Times 2 because we only want to consider two groups. (I think this is where I am going wrong because there are 3) If there were two groups of people the. i am guessing it would be right. However there are 3 groups and I have no idea how to show it.
- Attempt
There is a total lf 9!/2!x3!x4 = 1260 ways they can be seated. These however will be in random order and I can't figure out how to put them in an order that R sits next to Y.
Best Answer
Since an incorrect execution of Graham Kemp's hint has been posted, I'll post what I believe to be a correct one.
First, add a fifth yellow person and close the row into a circle. Each of the linear arrangements is obtained in exactly one way by removing one of the yellow people from a circular arrangement, and the corresponding arrangements agree on whether a red and a blue person sit next to each other, so we get the same probability by considering the circular arrangements, which obviates cumbersome case distinctions for the margins.
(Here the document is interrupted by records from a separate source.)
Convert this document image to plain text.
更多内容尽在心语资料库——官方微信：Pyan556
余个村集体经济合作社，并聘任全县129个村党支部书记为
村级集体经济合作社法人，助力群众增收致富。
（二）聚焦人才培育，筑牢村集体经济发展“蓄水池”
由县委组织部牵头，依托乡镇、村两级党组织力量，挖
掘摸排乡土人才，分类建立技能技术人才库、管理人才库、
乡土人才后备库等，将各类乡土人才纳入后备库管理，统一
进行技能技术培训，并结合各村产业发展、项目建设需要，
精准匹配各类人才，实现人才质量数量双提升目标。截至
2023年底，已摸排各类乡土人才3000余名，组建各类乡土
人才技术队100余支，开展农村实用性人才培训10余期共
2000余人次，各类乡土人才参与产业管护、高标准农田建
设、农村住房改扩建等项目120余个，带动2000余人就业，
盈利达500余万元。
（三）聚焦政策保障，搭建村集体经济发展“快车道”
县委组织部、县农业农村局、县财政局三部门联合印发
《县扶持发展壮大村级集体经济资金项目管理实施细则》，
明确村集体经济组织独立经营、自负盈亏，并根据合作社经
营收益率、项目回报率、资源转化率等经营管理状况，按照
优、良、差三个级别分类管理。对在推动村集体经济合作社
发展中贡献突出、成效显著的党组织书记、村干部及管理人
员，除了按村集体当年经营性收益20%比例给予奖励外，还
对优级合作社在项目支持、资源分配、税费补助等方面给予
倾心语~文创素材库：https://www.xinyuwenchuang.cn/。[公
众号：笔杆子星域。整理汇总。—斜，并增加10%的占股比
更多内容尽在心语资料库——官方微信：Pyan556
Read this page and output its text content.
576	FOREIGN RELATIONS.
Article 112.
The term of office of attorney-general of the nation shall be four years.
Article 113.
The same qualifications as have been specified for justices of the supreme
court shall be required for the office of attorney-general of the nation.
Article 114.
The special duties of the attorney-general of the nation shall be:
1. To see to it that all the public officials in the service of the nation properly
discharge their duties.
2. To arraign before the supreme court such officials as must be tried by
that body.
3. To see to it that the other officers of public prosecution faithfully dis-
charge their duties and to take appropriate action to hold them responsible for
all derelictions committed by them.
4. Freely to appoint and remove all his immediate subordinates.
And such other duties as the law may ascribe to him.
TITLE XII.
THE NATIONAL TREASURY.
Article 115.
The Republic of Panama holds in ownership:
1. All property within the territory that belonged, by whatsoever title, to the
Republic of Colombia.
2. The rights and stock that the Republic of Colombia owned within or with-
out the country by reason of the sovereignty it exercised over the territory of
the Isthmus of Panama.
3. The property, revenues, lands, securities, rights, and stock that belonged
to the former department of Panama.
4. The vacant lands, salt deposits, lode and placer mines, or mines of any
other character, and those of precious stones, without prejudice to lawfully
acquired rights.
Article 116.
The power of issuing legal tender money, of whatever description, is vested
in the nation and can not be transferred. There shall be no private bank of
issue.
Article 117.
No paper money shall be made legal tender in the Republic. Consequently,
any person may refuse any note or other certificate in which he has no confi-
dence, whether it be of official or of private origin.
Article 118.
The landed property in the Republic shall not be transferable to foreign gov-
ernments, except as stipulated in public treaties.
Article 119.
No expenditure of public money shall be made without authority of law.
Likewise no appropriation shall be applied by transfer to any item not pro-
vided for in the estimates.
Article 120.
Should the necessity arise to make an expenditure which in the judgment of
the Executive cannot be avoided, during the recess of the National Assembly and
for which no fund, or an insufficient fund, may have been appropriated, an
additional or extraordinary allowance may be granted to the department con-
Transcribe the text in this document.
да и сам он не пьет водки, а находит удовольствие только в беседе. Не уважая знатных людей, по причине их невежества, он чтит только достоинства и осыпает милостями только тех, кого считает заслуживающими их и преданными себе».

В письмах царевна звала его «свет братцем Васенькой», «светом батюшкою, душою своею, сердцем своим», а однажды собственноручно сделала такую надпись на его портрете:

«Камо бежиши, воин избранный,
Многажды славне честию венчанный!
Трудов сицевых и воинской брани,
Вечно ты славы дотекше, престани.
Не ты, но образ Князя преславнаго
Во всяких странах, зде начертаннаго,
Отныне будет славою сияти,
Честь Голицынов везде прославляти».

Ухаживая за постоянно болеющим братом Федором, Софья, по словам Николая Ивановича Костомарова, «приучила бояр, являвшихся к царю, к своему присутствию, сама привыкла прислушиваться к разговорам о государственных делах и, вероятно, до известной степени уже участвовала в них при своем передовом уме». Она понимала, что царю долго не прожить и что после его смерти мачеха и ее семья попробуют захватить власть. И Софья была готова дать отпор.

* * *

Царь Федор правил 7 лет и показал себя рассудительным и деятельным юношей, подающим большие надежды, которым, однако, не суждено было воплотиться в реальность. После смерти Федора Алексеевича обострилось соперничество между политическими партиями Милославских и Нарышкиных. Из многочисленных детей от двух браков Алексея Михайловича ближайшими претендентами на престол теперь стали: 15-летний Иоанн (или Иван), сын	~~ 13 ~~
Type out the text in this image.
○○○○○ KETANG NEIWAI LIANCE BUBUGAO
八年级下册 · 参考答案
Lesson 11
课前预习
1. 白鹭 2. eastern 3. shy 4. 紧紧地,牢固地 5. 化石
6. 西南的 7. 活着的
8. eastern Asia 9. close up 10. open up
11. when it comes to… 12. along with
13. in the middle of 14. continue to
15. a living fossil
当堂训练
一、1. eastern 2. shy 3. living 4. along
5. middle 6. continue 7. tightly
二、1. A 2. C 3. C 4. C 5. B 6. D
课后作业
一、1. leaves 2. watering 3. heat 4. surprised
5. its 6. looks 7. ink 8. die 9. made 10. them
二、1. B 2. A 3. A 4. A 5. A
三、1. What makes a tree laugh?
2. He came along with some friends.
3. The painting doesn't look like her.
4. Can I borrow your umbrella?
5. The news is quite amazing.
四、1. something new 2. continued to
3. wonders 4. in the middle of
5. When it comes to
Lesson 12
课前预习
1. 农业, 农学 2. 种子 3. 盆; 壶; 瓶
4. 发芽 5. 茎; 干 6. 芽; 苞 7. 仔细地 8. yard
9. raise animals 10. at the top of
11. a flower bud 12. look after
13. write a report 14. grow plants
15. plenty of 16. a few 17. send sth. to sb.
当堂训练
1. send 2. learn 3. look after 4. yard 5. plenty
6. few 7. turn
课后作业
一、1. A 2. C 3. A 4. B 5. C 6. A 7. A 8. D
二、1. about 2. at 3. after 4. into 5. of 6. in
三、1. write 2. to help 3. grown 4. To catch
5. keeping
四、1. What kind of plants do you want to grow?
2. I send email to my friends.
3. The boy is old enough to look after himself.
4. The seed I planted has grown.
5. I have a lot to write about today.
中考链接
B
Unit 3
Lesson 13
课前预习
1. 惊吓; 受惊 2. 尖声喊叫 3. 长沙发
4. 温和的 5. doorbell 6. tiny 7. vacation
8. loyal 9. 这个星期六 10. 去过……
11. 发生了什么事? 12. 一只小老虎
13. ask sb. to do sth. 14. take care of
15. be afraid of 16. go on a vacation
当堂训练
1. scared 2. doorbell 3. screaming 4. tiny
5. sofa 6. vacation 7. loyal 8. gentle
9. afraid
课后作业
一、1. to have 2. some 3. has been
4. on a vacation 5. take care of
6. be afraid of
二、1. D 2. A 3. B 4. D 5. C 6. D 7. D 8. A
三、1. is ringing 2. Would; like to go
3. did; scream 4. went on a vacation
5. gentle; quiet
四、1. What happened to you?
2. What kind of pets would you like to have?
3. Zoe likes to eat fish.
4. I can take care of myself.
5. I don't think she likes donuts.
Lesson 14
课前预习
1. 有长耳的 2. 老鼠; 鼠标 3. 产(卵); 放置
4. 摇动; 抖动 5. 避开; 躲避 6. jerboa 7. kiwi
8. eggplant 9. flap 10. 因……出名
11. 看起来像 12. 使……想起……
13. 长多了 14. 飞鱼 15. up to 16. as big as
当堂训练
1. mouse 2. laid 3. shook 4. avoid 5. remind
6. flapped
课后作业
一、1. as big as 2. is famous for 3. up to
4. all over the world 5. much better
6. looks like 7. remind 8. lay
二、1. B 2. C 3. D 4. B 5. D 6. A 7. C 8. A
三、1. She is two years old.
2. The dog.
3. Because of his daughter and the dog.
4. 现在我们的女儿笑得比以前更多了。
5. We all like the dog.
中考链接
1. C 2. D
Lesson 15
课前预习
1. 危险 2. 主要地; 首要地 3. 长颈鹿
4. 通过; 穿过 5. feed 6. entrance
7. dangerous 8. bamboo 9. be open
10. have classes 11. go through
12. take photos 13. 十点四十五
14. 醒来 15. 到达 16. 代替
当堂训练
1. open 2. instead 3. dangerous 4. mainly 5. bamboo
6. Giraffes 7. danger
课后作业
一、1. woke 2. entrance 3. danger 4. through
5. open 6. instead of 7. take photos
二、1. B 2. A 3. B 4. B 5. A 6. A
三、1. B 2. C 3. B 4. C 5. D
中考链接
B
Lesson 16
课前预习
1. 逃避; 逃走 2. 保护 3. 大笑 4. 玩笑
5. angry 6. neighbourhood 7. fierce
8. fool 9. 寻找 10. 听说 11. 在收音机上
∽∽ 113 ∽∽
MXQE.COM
Now we have five compartments. If the two reds are in the same compartment, glue them together in one of $2$ orders, glue a yellow to either side of them, choosing the yellows in $5\cdot4=20$ ways, and permute the resulting $7$ objects in $(7-1)!=6!$ cyclically inequivalent ways. If they're in adjacent compartments, choose one of $2$ orders for them, glue a yellow to either side and one between them, choosing the yellows in $5\cdot4\cdot3=60$ ways, and permute the resulting $6$ objects in $(6-1)!=5!$ cyclically inequivalent ways. If they're in non-adjacent compartments, glue two yellows on either side of each of them, choosing the yellows in $5!=120$ ways, and permute the resulting $6$ objects in $(6-1)!=5!$ cyclically inequivalent ways. The total is $2\cdot20\cdot6!+2\cdot60\cdot5!+120\cdot5!=57600$. Without restrictions, we have $(10-1)!=9!=362880$ cyclically inequivalent arrangements. Thus the probability not to have a red and a blue adjacent is $\frac{57600}{362880}=\frac{10}{63}$, and the complementary probability to have a red and a blue adjacent is $1-\frac{10}{63}=\frac{53}{63}\approx84\%$, in agreement with BruceET's simulation.